Just adding on a bit to yesterday's post. After writing it I found myself thinking back to when I first began teaching, some time in the last century, long ago in the last millennium, and how I used to get the heebie-jeebies when various worthies in the world of education told me that I needed to teach books in the classroom - novels and short stories they meant - that kids found relevant to their own lives, which they could relate to. Basically the idea was that if you were a working class kid from Manchester you only wanted to read about other working class kids from Manchester, and anything else was so outside your experience that you'd never be able to make sense of it so it would bore you.

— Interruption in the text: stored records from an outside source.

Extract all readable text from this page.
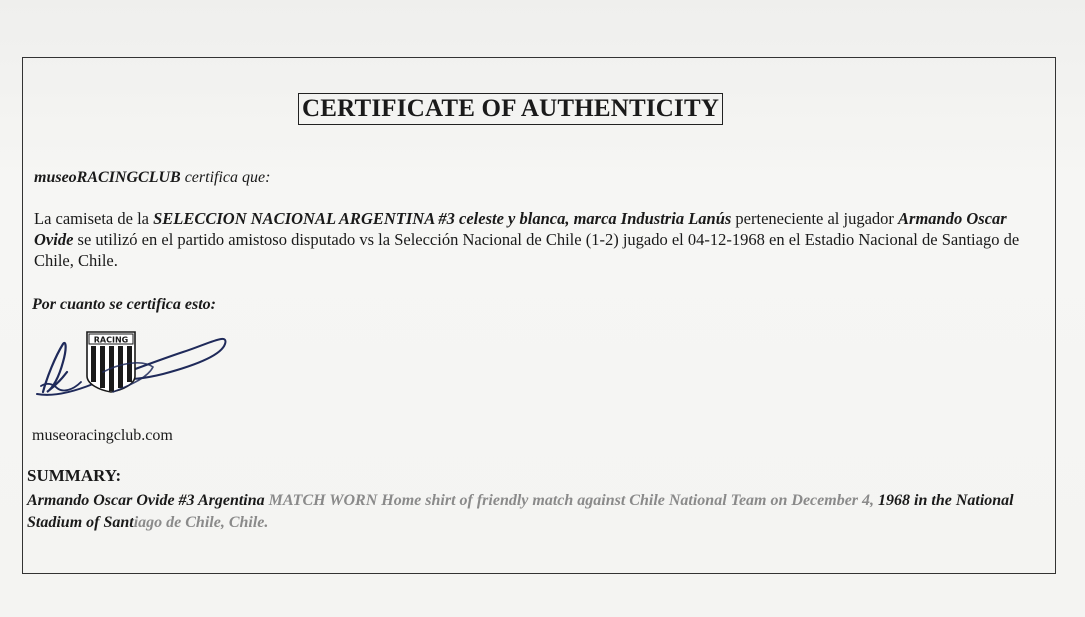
CERTIFICATE OF AUTHENTICITY
museoRACINGCLUB certifica que:
La camiseta de la SELECCION NACIONAL ARGENTINA #3 celeste y blanca, marca Industria Lanús perteneciente al jugador Armando Oscar Ovide se utilizó en el partido amistoso disputado vs la Selección Nacional de Chile (1-2) jugado el 04-12-1968 en el Estadio Nacional de Santiago de Chile, Chile.
Por cuanto se certifica esto:
RACING
museoracingclub.com
SUMMARY:
Armando Oscar Ovide #3 Argentina MATCH WORN Home shirt of friendly match against Chile National Team on December 4, 1968 in the National Stadium of Santiago de Chile, Chile.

Now I suppose this sounds vaguely plausible and has a primitive logic about it. Except if you happened to be a working class kid from Manchester, as I was, and knew it wasn't true. Actually I wanted to read about pretty anywhere else than Manchester, finding it, and myself as part of it, pretty dull generally and very much worth escaping from. It was only when I got a lot older and a good deal more sophisticated that I realised that even the most quotidian of existences is utterly fascinating. (I need to thank James Joyce for that lesson.)
As a young teacher when I read novels with kids in classrooms my prime aim was to take them somewhere else other than where they were to escape the prisons of place and self. I like to think it usually worked. It certainly helped me survive in the classroom since it invariably kept everyone quiet.